Changi airport was a very modern terminal, but it was eerily quiet for a supposedly busy hub. It made me think of the airport in Stephen King’s novella The Langoliers, a space literally caught between time, between the now and the next moment. An hour before we boarded Ted and I ate some noodles. This 2AM trip to South Africa was my first time to fly outside Asia. This is also the longest flight I had taken so I was a bit apprehensive about sleeping (because I snored). I, however, realized that there were others who snored loudly than I did and nobody seemed to care because almost everyone was asleep also. Nevertheless I spent most of the trip watching the inflight movies.
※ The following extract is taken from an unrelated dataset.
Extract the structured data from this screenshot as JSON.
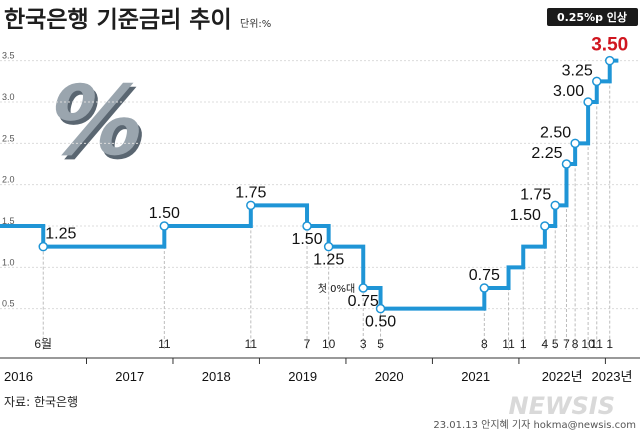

We were overwhelmed by the size of the servings at the fast food joint we went to. We bought some provisions: bottled water, bread and fruit for dinner, and a local SIM card. Back at the guest house Ted and I worked on some work that we brought with us, to meet some deadlines. One thing that I didn’t anticipate was the coldness. Our travel advisory said that temperatures in Johannesburg was about 22C, which I felt I could take. What it didn’t mention was at night, this temperature plunged to about 10C. Ted came with a jacket and sweat shirt while I only had my scarves. Fortunately I could tolerate the cold quite well, but still…
The next morning, after a huge breakfast of eggs, sausage, toasted bread, an unknown dish made of minced meat and bell peppers, and fruit, we were driven to Birchwood Hotel, the workshop venue. We met up with Ms Ruthy, my mentor/friend and the other delegate from the Philippines, called Dune, and Soe, our guy from the TSF. We were still a day away from the workshop so once we have settled into our own rooms, we met for lunch and decided to take a half-day tour of downtown Johannesburg.
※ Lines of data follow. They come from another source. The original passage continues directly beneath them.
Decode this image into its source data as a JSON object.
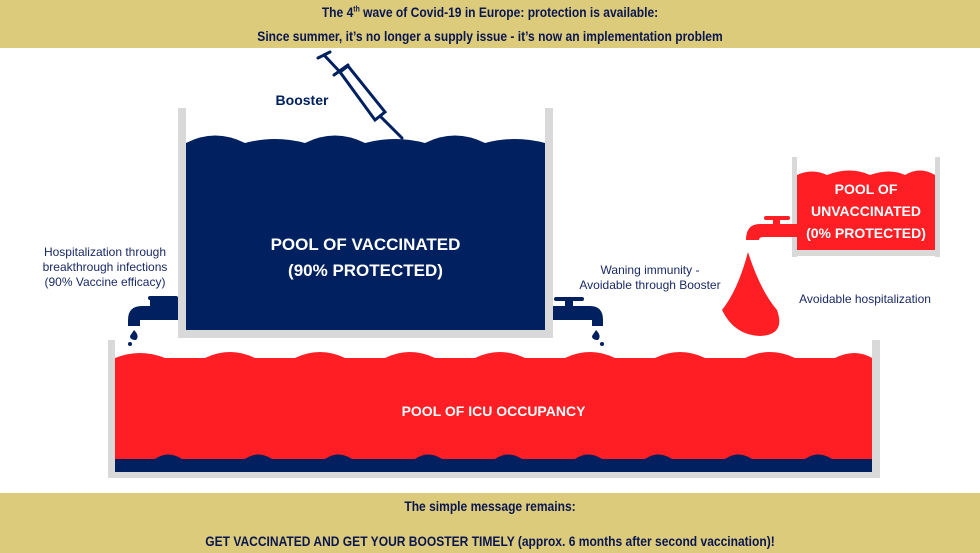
{
  "header": {
    "line1_prefix": "The 4",
    "line1_sup": "th",
    "line1_suffix": " wave of Covid-19 in Europe: protection is available:",
    "line2": "Since summer, it’s no longer a supply issue - it’s now an implementation problem"
  },
  "diagram": {
    "booster_label": "Booster",
    "vaccinated_pool": {
      "line1": "POOL OF VACCINATED",
      "line2": "(90% PROTECTED)"
    },
    "unvaccinated_pool": {
      "line1": "POOL OF",
      "line2": "UNVACCINATED",
      "line3": "(0% PROTECTED)"
    },
    "icu_pool": {
      "label": "POOL OF ICU OCCUPANCY"
    },
    "left_tap_label": {
      "line1": "Hospitalization through",
      "line2": "breakthrough infections",
      "line3": "(90% Vaccine efficacy)"
    },
    "right_tap_label": {
      "line1": "Waning immunity -",
      "line2": "Avoidable  through Booster"
    },
    "drop_label": "Avoidable hospitalization",
    "icons": [
      "syringe-icon",
      "faucet-icon",
      "drop-icon"
    ]
  },
  "footer": {
    "line1": "The simple message remains:",
    "line2": "GET VACCINATED AND GET YOUR BOOSTER TIMELY (approx. 6 months after second vaccination)!"
  },
  "colors": {
    "gold": "#dccb7a",
    "navy": "#002060",
    "red": "#ff1e24",
    "wall": "#d9d9d9",
    "text": "#1a2a66"
  }
}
Johannesburg is really a huge place. I just couldn’t imagine going around it because there is no clear public transportation system. And then there is the high crime rate. Our travel advisory was very explicit on the lack of safety and security in the streets. This was, of course, downplayed by our tour guide. Our group went to different places of interest in downtown Joburg-as it is called by many (decided largely by the tour guide, of course): the business district, the national museum, the former house of Nelson Mandela and the supposedly tallest building in the city, which provided a magnificent 360 degree view of the city in its viewing deck. On the way back to the hotel we noticed that the streets were empty. And it was just after 7PM. We realized the truth in what was written in our travel advisory.